The collaborative server, included with OwnCloud Documents, lets users join a ‘session’, which is basically a document with a history of edit operations. Operations are small units of edits (think ‘commits’). In a collaborative session, we use Operational Transformation techniques to make sure that operations fired by various clients will eventually result in a consistent state everywhere. When a new client joins an existing session, all earlier operations are played-back for it to reach the current state.
Note that this editing is not turn-based; this is true inline collaborative editing where users can join a document and start editing straight away. Like in other similar applications, the OT is smart enough to not give a no-op result when one user inserts a character and another presses ‘delete’ at the same position – instead, the second user will remove it’s target character and the new character will be inserted next to it in the ‘converged’ state; thus respecting the intent of the edit operations.
When multiple users edit a paragraph, it gets a ‘marker’ on it’s left in the color of the last editing user. Hovering over it shows a tooltip that provides information on which user edited it last.
Users’ selections are also collaborative, so you can neatly see what any other user has selected. This is useful for ‘indicating’ a region whilst reviewing something.
At the moment, we have our own homecooked library of Operations, for actions like cursor addition/movement/removal, text insertion/removal, style application, and more. Hopefully, we shall be able to agree upon a common spec for operations in the future with other developers for interoperability.
PS: Grab the source code at https://github.com/kogmbh/WebODF
Thanks for the detailed blog and great to see WebOdf progressing so well.
Extremely interesting. Will be watching development closely.
Do you have an online demo somewhere that we can try?
This really sounds great. Looking forward to trying it out.
By the way, is there any cooperation with the guys over at https://www.ox.io/ox_text ? As far as I know this is also OSS?!?
Thank you for the really interesting work you guys are developing.
Since the release of WebODF 0.5.0 seems months away ( https://github.com/kogmbh/WebODF/issues?milestone=2 ) … I wonder if you plan to upgrade your Firefox extension ( https://addons.mozilla.org/es/firefox/addon/webodf ) which is on version 0.4.1 and not upgraded 17 months ago. Maybe a 0.4.2 release ?
Sure, I try not being impatient, but you know … the screenshots shown here, compared to version 0.4.1 evidence a great improvement.

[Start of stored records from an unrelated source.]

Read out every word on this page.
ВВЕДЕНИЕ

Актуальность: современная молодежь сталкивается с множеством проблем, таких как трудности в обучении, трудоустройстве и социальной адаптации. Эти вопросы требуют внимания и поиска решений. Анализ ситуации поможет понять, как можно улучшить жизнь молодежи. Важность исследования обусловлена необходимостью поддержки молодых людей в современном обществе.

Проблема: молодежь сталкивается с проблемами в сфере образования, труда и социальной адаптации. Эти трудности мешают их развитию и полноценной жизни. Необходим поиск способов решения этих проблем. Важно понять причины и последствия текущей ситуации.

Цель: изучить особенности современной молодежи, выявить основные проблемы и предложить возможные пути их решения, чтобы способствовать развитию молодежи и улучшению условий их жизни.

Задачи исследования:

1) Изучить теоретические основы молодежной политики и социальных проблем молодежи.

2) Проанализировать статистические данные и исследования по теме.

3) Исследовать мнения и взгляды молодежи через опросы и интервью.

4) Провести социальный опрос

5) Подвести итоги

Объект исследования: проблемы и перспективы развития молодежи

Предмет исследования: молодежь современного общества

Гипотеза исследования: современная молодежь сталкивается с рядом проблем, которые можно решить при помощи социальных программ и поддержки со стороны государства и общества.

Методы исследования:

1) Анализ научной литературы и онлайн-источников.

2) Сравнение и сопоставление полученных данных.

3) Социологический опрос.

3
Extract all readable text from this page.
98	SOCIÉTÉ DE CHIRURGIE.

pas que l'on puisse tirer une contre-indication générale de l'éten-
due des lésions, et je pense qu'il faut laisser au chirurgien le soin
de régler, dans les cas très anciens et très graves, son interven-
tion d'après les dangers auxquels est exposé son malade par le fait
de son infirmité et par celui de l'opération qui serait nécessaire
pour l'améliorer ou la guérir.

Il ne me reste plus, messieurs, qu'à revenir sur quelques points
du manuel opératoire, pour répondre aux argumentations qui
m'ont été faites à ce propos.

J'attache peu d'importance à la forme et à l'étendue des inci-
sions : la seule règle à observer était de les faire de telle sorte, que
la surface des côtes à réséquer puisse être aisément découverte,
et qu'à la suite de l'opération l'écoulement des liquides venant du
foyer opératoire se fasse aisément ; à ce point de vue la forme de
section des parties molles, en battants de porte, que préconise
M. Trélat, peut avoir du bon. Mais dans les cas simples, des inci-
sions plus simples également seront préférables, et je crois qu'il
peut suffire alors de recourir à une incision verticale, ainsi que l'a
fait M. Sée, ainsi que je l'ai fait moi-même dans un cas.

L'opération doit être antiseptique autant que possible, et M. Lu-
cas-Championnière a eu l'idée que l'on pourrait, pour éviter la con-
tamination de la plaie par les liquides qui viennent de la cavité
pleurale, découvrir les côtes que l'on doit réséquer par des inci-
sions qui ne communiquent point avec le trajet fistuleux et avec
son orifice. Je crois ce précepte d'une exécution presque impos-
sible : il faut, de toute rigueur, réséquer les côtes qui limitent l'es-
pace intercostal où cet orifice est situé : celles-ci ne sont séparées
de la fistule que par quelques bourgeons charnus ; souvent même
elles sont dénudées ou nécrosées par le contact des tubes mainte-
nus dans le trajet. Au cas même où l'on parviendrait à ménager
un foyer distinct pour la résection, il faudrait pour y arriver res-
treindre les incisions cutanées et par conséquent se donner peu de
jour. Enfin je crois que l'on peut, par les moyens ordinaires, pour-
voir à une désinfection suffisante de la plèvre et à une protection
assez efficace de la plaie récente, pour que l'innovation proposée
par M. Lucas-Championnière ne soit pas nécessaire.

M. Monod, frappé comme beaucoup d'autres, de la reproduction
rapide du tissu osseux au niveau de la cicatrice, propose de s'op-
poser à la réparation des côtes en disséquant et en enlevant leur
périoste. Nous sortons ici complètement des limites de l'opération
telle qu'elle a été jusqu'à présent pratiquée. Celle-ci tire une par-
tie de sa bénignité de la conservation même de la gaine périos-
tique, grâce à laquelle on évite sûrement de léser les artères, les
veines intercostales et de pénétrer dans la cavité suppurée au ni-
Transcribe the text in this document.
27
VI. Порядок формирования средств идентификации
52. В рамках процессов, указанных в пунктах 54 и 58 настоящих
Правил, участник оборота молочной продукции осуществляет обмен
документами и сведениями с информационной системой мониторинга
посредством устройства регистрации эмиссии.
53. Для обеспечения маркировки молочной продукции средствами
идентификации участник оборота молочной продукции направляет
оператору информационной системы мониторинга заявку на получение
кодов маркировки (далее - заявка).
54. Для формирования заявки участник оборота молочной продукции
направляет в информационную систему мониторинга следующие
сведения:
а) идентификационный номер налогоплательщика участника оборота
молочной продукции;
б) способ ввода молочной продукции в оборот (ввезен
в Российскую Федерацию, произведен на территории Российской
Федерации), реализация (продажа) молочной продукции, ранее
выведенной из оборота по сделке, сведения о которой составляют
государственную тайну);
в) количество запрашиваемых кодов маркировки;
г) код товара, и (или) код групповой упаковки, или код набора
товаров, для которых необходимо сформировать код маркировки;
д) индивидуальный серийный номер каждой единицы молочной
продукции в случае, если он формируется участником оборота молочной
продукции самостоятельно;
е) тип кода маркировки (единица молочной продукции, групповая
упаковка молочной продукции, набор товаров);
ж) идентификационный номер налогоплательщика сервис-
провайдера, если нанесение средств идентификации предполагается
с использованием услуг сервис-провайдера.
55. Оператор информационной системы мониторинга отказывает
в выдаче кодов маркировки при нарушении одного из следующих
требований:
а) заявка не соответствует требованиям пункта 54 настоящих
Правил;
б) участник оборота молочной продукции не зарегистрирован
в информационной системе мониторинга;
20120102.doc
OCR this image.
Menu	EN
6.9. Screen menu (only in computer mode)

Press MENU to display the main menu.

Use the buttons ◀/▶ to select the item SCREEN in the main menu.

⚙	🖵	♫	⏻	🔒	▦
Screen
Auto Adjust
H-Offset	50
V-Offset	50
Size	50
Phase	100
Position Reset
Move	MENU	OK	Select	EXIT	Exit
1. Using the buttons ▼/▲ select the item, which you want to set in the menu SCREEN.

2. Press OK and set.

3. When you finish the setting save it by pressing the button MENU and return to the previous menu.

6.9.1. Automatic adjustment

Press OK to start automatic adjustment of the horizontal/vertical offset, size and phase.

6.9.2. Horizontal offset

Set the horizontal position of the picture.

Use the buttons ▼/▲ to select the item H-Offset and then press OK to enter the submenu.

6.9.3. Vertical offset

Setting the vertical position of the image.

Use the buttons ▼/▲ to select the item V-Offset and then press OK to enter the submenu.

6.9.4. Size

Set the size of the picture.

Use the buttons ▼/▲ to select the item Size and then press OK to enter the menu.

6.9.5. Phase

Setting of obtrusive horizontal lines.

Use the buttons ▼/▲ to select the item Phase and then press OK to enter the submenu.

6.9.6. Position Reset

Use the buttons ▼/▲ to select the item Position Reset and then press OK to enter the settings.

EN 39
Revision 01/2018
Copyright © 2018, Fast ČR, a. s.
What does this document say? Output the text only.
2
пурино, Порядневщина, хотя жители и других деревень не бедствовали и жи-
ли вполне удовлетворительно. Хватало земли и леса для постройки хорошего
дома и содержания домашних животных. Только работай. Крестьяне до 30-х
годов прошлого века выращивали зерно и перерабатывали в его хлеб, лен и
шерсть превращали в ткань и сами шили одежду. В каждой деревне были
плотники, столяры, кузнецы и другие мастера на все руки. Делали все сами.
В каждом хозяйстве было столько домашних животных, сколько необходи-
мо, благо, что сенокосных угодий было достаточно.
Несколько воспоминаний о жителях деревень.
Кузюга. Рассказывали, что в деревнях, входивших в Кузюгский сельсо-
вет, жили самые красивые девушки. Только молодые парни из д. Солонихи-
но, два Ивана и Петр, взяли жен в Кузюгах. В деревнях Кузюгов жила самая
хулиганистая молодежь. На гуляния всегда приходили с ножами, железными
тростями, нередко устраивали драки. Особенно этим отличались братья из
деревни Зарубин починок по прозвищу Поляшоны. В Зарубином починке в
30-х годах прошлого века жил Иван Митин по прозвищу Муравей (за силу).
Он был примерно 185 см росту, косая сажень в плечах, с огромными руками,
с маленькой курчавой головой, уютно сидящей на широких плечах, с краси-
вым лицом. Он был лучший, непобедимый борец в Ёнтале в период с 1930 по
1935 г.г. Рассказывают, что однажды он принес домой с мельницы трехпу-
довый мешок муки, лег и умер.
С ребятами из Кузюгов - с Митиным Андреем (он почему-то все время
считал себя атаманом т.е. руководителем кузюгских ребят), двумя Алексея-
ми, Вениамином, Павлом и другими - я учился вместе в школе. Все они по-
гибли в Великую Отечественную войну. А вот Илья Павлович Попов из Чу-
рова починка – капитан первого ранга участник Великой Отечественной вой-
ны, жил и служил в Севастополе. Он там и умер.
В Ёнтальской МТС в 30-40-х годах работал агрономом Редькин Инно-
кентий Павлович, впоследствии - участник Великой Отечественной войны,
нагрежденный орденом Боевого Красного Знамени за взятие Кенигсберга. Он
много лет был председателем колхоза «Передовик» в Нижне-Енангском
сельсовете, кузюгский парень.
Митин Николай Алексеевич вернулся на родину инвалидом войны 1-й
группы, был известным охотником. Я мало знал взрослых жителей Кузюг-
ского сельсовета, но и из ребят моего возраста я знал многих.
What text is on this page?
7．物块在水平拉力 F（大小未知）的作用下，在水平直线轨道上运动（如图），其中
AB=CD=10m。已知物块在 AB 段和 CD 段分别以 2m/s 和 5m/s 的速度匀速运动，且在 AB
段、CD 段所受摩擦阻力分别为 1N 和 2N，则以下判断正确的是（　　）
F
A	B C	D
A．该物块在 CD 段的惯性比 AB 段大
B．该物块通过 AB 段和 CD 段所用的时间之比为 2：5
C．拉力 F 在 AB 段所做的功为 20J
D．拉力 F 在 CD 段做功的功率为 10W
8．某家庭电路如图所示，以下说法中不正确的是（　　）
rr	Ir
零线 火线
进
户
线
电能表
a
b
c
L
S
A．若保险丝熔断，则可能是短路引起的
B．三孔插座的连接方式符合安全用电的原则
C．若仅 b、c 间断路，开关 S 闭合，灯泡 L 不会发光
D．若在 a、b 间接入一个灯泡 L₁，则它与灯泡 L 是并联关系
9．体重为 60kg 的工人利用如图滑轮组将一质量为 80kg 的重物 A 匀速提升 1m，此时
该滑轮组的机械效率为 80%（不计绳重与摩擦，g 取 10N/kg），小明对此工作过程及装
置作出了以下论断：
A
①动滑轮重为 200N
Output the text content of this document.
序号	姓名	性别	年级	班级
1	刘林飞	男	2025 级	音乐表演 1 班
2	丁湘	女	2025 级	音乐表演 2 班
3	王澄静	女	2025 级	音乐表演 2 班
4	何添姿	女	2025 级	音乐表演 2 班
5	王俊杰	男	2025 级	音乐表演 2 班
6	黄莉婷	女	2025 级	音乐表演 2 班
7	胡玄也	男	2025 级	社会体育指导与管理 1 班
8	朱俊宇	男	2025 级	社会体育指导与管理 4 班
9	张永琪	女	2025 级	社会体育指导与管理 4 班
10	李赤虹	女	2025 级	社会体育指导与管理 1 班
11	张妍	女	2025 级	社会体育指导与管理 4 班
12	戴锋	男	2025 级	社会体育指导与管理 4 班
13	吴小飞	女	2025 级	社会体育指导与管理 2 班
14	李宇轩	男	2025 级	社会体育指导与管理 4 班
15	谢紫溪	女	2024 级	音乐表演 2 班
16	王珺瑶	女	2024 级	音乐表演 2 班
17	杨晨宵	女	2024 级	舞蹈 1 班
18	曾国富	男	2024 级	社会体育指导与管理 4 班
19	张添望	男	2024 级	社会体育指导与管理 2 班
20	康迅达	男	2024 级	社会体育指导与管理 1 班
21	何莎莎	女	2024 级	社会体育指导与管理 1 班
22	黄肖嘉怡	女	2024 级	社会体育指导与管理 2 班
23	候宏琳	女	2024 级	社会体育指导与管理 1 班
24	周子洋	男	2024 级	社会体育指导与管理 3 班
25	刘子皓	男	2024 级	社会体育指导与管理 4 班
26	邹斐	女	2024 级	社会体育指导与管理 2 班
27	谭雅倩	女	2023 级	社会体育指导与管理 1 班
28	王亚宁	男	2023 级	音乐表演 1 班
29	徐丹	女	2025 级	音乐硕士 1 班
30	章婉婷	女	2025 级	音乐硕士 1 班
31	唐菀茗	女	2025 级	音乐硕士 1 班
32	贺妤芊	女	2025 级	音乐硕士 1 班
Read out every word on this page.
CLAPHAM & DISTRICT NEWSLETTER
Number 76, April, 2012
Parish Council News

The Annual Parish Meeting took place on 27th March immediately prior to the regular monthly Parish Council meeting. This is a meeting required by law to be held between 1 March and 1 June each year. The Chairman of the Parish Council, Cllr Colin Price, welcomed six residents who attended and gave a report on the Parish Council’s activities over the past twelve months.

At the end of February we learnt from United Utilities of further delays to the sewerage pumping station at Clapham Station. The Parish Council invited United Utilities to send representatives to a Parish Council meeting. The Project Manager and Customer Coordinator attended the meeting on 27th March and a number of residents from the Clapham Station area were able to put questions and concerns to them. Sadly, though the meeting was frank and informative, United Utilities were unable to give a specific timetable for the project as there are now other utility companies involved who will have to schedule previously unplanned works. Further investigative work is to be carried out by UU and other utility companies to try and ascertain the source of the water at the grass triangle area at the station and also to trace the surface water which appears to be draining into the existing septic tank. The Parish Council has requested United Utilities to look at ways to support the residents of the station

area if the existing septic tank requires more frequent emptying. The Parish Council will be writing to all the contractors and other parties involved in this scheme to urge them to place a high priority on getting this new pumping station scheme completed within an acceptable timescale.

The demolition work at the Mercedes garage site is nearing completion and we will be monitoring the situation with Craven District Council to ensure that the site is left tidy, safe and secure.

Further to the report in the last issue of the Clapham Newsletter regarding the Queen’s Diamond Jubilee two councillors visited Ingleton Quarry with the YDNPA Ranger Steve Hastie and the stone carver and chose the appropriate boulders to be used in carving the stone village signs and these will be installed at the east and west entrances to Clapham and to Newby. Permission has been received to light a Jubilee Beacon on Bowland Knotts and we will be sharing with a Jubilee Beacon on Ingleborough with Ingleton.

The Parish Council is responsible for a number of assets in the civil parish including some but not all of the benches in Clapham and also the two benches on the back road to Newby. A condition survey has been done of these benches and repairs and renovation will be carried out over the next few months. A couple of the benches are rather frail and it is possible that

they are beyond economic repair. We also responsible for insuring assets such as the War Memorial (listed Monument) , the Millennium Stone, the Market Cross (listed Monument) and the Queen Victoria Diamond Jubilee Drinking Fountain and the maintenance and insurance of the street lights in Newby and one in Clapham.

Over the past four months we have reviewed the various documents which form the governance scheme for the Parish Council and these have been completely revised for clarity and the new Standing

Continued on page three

Now probably an stupid question ( I am just a user) : Is there any way to download the code from GitHub and update our Firefox extension with that code ?
Thanks a lot !!
for some reason twitter thinks this site is unsafe
@German the default build of webodf will give you a firefox extension package, so ‘just’ check out git and build it with cmake
Hey twitter, thank you for answering.
Finally, after some reading, I was able to check out ( git clone git://github.com/kogmbh/WebODF.git ) . The compilation ( mkdir build && cd build && cmake ../ && make firefoxextension-target ) ended OK … and I was even able to also install on Firefox the XPI file. Unfortunately it’s not working very well for me ( FF 26.0 on Kubuntu x86_64 ) . I guess this is one of risks of using development SW. Either way I am happy mainly because I have learnt quite a bit this weekend … and sure, I’ll try again in a couple of weeks to check if I am luckier.
Thank you !!!
Hi
This is really a cool project, many thanks!
Is there a Firefox Extension which allows for editing? This would make it possible to have an easy-to-deploy-and-use, completely Offline odf Editor.